The suggestions follow the case of the Auckland airport worker, who appears to have caught the virus after cleaning a plane that arrived on April 10 with a passenger who later tested positive.
An investigation is underway into how the cleaner became infected, and it remains unclear whether they had any person-to-person contact with any of the passengers.
"It's a huge challenge to figure out how they got infected because they were doing all the right things with PPE and being vaccinated," Otago University epidemiologist Professor Michael Baker said.
The cleaner might have brushed past the passenger, who had travelled from Ethiopia via Dubai, on an air bridge, or in the aisle inside the cabin.
Leaving the plane empty for a period of time before it gets serviced might help, Baker said.
"I'm not aware of any recorded examples of aerosols being left in an environment and then infecting someone after a significant delay, so that may just be the change that's needed."
There was also merit in more frequent testing of relevant workers, he said. In NSW, for example, high-risk workers - including airport cleaners - are given a less-invasive saliva test every shift.
"There are almost certainly benefits for both New Zealand and Australia in increasing harmonisation of Covid-19 control measures."
The cleaner, who works for Menzies, is the latest of 15 border-related cases since July last year.
She worked three shifts during their infectious period, and 17 of her 25 close contacts are workplace contacts.
Seven of them have so far tested negative, one is being followed up, and others will be tested on day five.
No further locations of interest have been identified beyond those already released: Westfield St Luke's Mall foodcourt, Bunnings New Lynn, and Movenpick Dominion Road, all on Saturday, April 17.
Baker also implored the Government to set up a system where it could monitor high-risk border workers, including when they are tested, and when they should be tested.
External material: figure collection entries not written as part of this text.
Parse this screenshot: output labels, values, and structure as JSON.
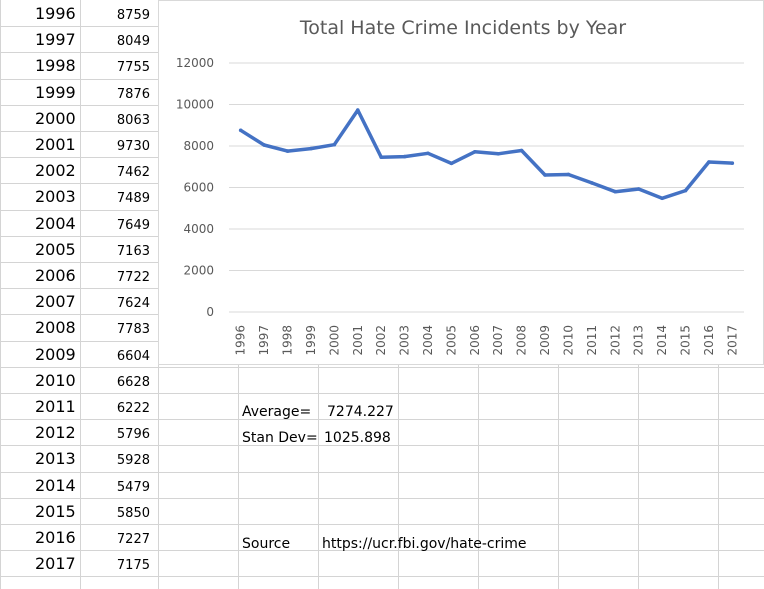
{
  "sheet": {
    "rows": [
      {
        "year": "1996",
        "value": "8759"
      },
      {
        "year": "1997",
        "value": "8049"
      },
      {
        "year": "1998",
        "value": "7755"
      },
      {
        "year": "1999",
        "value": "7876"
      },
      {
        "year": "2000",
        "value": "8063"
      },
      {
        "year": "2001",
        "value": "9730"
      },
      {
        "year": "2002",
        "value": "7462"
      },
      {
        "year": "2003",
        "value": "7489"
      },
      {
        "year": "2004",
        "value": "7649"
      },
      {
        "year": "2005",
        "value": "7163"
      },
      {
        "year": "2006",
        "value": "7722"
      },
      {
        "year": "2007",
        "value": "7624"
      },
      {
        "year": "2008",
        "value": "7783"
      },
      {
        "year": "2009",
        "value": "6604"
      },
      {
        "year": "2010",
        "value": "6628"
      },
      {
        "year": "2011",
        "value": "6222"
      },
      {
        "year": "2012",
        "value": "5796"
      },
      {
        "year": "2013",
        "value": "5928"
      },
      {
        "year": "2014",
        "value": "5479"
      },
      {
        "year": "2015",
        "value": "5850"
      },
      {
        "year": "2016",
        "value": "7227"
      },
      {
        "year": "2017",
        "value": "7175"
      }
    ],
    "stats": {
      "average_label": "Average=",
      "average_value": "7274.227",
      "stdev_label": "Stan Dev=",
      "stdev_value": "1025.898",
      "source_label": "Source",
      "source_value": "https://ucr.fbi.gov/hate-crime"
    }
  },
  "colors": {
    "line": "#4472c4",
    "grid": "#d9d9d9",
    "text": "#595959"
  },
  "chart_data": {
    "type": "line",
    "title": "Total Hate Crime Incidents by Year",
    "x": [
      "1996",
      "1997",
      "1998",
      "1999",
      "2000",
      "2001",
      "2002",
      "2003",
      "2004",
      "2005",
      "2006",
      "2007",
      "2008",
      "2009",
      "2010",
      "2011",
      "2012",
      "2013",
      "2014",
      "2015",
      "2016",
      "2017"
    ],
    "series": [
      {
        "values": [
          8759,
          8049,
          7755,
          7876,
          8063,
          9730,
          7462,
          7489,
          7649,
          7163,
          7722,
          7624,
          7783,
          6604,
          6628,
          6222,
          5796,
          5928,
          5479,
          5850,
          7227,
          7175
        ]
      }
    ],
    "ylim": [
      0,
      12000
    ],
    "yticks": [
      0,
      2000,
      4000,
      6000,
      8000,
      10000,
      12000
    ],
    "grid": true,
    "legend": "none"
  }
}
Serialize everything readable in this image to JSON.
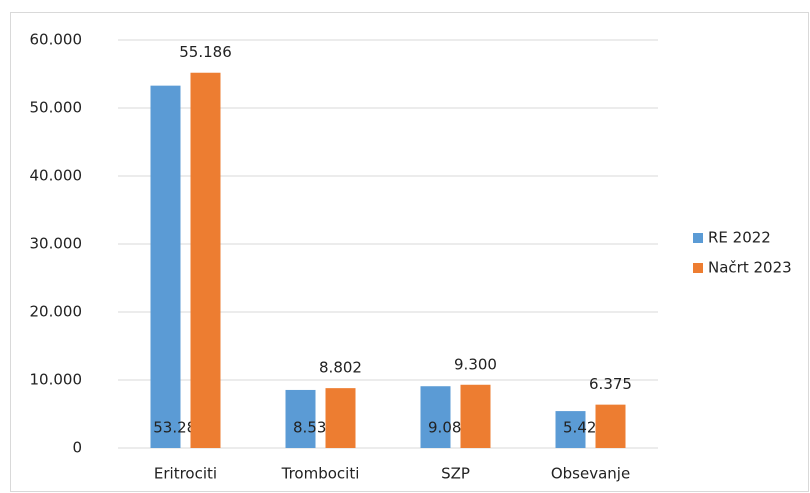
{
  "chart_data": {
    "type": "bar",
    "categories": [
      "Eritrociti",
      "Trombociti",
      "SZP",
      "Obsevanje"
    ],
    "series": [
      {
        "name": "RE 2022",
        "color": "#5b9bd5",
        "values": [
          53287,
          8537,
          9084,
          5427
        ],
        "value_labels": [
          "53.287",
          "8.537",
          "9.084",
          "5.427"
        ]
      },
      {
        "name": "Načrt 2023",
        "color": "#ed7d31",
        "values": [
          55186,
          8802,
          9300,
          6375
        ],
        "value_labels": [
          "55.186",
          "8.802",
          "9.300",
          "6.375"
        ]
      }
    ],
    "ylim": [
      0,
      60000
    ],
    "yticks": [
      0,
      {
        "value": 10000,
        "label": "10.000"
      },
      {
        "value": 20000,
        "label": "20.000"
      },
      {
        "value": 30000,
        "label": "30.000"
      },
      {
        "value": 40000,
        "label": "40.000"
      },
      {
        "value": 50000,
        "label": "50.000"
      },
      {
        "value": 60000,
        "label": "60.000"
      }
    ],
    "grid": true,
    "legend": "right"
  }
}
"It's critical to find that higher-risk population. It's got multiple occupational groups, and different groups have different levels of exposure and risk - so it's pretty basic to have that.
The Government can data-match across two registers to see when the 4500-strong MIQ workforce is at work and how often they are tested.
But the Government is reliant on employers to ensure compliance for the 10,000-odd extra border workers who are legally obliged to be tested regularly.
Covid-19 Response Minister Chris Hipkins said there had been not been a system-wide audit of the hundreds of employers at the border to check compliance.
Asked why not, he said: "Just the practicalities and the potential expense involved in doing that ... Ultimately the legal requirement is clear. People need to follow the law here. We don't audit every New Zealander to determine whether or not they are following the law."
He said he is writing to the chief executives of all the agencies working at the border to remind them of their legal obligations.
Hipkins encouraged those who lived with border workers to get vaccinated - so far only 7478 out of 50,000 household contacts of border workers had had two doses of the Pfizer vaccine.
There have been 183,351 doses of the Pfizer vaccine administered as of Tuesday, including 140,580 who had had one shot and 42,771 people - including Hipkins himself - who had had two doses.
He defended the airport protocols that allowed the cleaner to work in the airport's red zone one day and then the green zone on a different day; the worker had also cleaned a plane before it flew to Australia on Monday, the first day of the quarantine-free transtasman bubble.